Bireysel başvuru uygulamasının 8 yıllık geçmişi nedeniyle bu konudaki yanlış anlaşılmaların anlaşılabilir olduğunu ifade eden Arslan, "TİHEK'in de ombudsmanın da Anayasa Mahkemesinin de aslında bireysel başvuruda yaptığı iş aynı. Temel hak ve özgülükleri korumak ve geliştirmek. Bunun da yolu tek tek ülkedeki bütün temel hak ve özgürlükler problemlerini çözmek, bütün ihlalleri ortadan kaldırmak değildir, olamaz da. Buna hiçbir kurumun gücü yetmez." değerlendirmesinde bulundu.
Arslan, gerek idari gerek yargısal kurumlara yapılsın, bireysel başvuruların yeni ihlallerin ortaya çıkmasını engellemeyi amaçladığını söyledi.
Olası ihlallerin ortaya çıkacağı zemini düzeltmenin önemine değinen Arslan, "Onun için biz diyoruz ki eğer ihlal yargı kararından kaynaklanıyorsa bunu giderebilecek olan yargı organıdır ama yargı organları bunu yaparken mahkemeler, her bir davada bir ihlalin çıkmasını beklememeliler." dedi.
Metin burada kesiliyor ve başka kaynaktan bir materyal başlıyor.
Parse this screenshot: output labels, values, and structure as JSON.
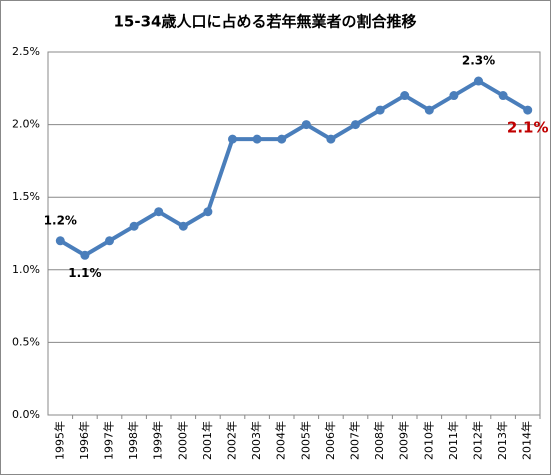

Devletin varlık nedeninin temel hak ve hürriyetleri güvenceye almak suretiyle insanın huzur içinde yaşamasını sağlamak olduğuna işaret eden Arslan, "Bu, aynı zamanda devletin varlığını devam ettirmesinin de şartıdır. Kısacası insanı yaşatan devlet yaşar. Bireysel hak ihlali iddialarını inceleyen kurumlar olarak Anayasa Mahkemesinin, TİHEK'in ve ombudsmanın temel amacı da insanı yaşatma hikmetine uygun olarak hak ve özgürlüklerin korunması ve geliştirilmesidir." dedi.